The mechanism of representation doesn’t work. Democracy is in trouble. And not only in Colombia, of course. Voting, to which so many aspired for so long, has become a burden or has been forgotten by so many. There are reasons for this, but there’s a factor that confounds all of them: Those who elect not to elect do so because they don’t think they are actually electing anything. Then they wash their hands of the matter and accept, for a while, being left out. But inevitably, little by little, they will start looking for ways in which they can exert influence. From what we see, democracy is not one of those ways.
This is the problem in the long term. In the short term, the Colombian government will try to persuade the FARC chiefs to reopen a negotiation aimed at getting them to accept terms inferior to the just-rejected peace deal. A disappointed President Santos says he is going to ask the No parties what they want. And everyone knows that above all they want some sort of punishment for the guerrillas. How are the guerrillas going to be persuaded to accept it?
“Let them be punished by serving jail terms, sir. And don’t give them any money.

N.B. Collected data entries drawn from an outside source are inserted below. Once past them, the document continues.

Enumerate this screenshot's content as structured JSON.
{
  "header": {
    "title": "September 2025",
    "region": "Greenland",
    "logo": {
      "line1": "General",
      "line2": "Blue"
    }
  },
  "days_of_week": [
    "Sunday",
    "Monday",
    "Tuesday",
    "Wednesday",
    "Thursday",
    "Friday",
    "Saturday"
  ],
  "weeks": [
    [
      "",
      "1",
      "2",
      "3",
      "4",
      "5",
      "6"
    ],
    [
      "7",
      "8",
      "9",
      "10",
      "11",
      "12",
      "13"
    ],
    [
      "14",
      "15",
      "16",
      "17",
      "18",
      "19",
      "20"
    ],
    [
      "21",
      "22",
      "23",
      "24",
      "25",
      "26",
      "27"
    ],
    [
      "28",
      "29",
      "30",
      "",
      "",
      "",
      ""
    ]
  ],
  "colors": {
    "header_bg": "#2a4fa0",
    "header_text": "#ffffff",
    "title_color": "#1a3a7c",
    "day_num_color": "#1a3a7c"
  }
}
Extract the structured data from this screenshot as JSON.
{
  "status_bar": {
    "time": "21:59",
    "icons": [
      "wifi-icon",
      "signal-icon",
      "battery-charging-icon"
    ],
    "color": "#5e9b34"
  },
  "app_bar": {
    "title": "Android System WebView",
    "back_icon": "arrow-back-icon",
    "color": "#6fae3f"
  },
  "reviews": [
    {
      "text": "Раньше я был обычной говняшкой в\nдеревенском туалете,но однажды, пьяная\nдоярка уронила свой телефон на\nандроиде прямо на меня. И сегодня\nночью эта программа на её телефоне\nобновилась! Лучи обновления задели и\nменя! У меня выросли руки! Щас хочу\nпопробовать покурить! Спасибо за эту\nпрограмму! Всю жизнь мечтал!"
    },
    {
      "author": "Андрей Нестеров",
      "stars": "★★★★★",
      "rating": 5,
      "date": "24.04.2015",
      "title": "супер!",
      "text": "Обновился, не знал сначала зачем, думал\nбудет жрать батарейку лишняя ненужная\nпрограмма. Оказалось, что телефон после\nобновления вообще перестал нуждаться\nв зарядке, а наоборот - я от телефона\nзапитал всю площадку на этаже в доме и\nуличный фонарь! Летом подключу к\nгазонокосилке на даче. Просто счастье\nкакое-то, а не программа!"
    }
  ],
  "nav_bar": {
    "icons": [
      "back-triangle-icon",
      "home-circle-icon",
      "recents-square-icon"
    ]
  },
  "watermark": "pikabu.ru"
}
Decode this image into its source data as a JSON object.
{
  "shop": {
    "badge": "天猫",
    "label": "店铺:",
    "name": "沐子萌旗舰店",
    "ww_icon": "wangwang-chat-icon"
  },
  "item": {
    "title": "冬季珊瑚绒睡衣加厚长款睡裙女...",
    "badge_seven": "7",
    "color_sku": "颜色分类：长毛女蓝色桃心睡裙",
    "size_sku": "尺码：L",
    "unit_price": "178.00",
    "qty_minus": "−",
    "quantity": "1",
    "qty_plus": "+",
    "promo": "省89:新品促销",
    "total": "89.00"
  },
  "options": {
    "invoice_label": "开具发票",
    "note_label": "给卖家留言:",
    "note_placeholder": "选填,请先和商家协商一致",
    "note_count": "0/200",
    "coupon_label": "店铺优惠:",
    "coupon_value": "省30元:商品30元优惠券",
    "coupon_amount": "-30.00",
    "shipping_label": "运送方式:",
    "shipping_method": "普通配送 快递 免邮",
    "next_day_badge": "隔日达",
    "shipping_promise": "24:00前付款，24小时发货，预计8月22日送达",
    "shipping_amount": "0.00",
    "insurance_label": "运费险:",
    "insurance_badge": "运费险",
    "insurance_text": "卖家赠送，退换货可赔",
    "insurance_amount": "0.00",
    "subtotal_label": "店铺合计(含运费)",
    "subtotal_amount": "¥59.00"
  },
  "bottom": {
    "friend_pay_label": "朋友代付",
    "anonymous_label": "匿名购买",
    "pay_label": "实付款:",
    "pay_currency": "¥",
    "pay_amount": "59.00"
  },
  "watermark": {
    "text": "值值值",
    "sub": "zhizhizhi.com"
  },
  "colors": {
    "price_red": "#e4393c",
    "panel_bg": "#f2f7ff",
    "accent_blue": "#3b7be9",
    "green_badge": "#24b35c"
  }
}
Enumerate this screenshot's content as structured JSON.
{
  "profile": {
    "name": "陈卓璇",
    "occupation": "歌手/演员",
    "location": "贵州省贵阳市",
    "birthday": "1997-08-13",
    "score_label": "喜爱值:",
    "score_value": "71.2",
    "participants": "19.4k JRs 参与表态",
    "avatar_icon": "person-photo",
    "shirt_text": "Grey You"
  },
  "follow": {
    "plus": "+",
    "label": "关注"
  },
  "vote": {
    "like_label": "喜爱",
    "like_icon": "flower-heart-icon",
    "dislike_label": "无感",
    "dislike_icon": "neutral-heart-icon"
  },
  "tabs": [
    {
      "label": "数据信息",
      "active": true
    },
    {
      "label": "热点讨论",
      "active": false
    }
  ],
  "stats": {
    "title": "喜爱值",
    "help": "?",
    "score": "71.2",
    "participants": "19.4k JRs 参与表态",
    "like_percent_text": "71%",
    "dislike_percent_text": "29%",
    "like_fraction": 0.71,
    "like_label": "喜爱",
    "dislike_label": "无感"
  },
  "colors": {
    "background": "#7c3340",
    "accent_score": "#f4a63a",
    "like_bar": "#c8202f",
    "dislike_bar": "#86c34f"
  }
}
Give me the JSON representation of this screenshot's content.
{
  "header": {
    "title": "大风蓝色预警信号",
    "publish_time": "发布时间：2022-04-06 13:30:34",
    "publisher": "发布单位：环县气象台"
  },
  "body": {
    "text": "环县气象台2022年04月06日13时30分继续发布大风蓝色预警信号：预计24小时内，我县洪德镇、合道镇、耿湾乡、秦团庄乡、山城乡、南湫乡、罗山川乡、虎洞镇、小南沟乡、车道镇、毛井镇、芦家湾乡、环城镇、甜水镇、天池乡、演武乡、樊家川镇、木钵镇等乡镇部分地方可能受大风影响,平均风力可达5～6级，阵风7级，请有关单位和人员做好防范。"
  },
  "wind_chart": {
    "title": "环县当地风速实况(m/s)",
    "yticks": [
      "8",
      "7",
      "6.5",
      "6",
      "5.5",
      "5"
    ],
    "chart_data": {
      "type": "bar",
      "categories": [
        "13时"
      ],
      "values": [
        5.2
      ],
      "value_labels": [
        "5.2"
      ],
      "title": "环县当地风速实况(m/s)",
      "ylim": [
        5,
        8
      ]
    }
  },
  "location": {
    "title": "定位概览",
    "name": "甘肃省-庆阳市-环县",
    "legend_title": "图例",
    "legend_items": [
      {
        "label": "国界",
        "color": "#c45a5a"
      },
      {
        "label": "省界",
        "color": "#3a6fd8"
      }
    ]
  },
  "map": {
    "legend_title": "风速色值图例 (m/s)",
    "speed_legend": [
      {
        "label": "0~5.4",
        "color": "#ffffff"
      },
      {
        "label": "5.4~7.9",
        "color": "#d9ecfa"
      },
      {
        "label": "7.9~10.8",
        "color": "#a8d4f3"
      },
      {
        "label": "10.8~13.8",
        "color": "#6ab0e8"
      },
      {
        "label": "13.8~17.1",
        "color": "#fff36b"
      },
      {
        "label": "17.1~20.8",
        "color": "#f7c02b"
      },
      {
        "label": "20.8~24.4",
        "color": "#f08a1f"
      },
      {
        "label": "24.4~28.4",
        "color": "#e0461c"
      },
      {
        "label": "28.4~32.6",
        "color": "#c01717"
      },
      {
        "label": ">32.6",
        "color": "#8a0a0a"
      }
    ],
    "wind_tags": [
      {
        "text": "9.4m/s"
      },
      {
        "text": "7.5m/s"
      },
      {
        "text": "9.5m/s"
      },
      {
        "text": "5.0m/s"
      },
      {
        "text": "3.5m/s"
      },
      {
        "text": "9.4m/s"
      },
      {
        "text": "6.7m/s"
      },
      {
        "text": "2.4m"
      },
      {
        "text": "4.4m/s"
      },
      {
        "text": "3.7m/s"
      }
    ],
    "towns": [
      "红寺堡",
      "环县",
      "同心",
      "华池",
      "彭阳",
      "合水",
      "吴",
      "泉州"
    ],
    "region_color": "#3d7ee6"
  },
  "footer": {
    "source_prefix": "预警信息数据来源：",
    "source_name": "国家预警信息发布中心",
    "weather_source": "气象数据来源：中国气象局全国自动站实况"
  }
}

I wake up at 4 o’clock every morning in order to earn 689,000 pesos” — just a little over $200 — “and they were being paid for doing nothing, for committing crimes, because they’re not going to give up vice just like that.” That’s what I was told Sunday by an employee at a gas station here in Medellín, bastion of the No vote and of its hero, Álvaro Uribe, the former president. Resentment was one of the reasons for the No, but, as usual, fear was an even stronger one. How is it possible to accept that those who were always enemies will now become part of us?
No one knows what’s coming next. The scenarios are opening up like the folds of a fan: new negotiations, new battles, new agreements or new failures. It’s clear only that everyone has lost a lot of time and that, after last Sunday, an increasing number of Colombians do not understand other Colombians, and they don’t understand the country they are living in.”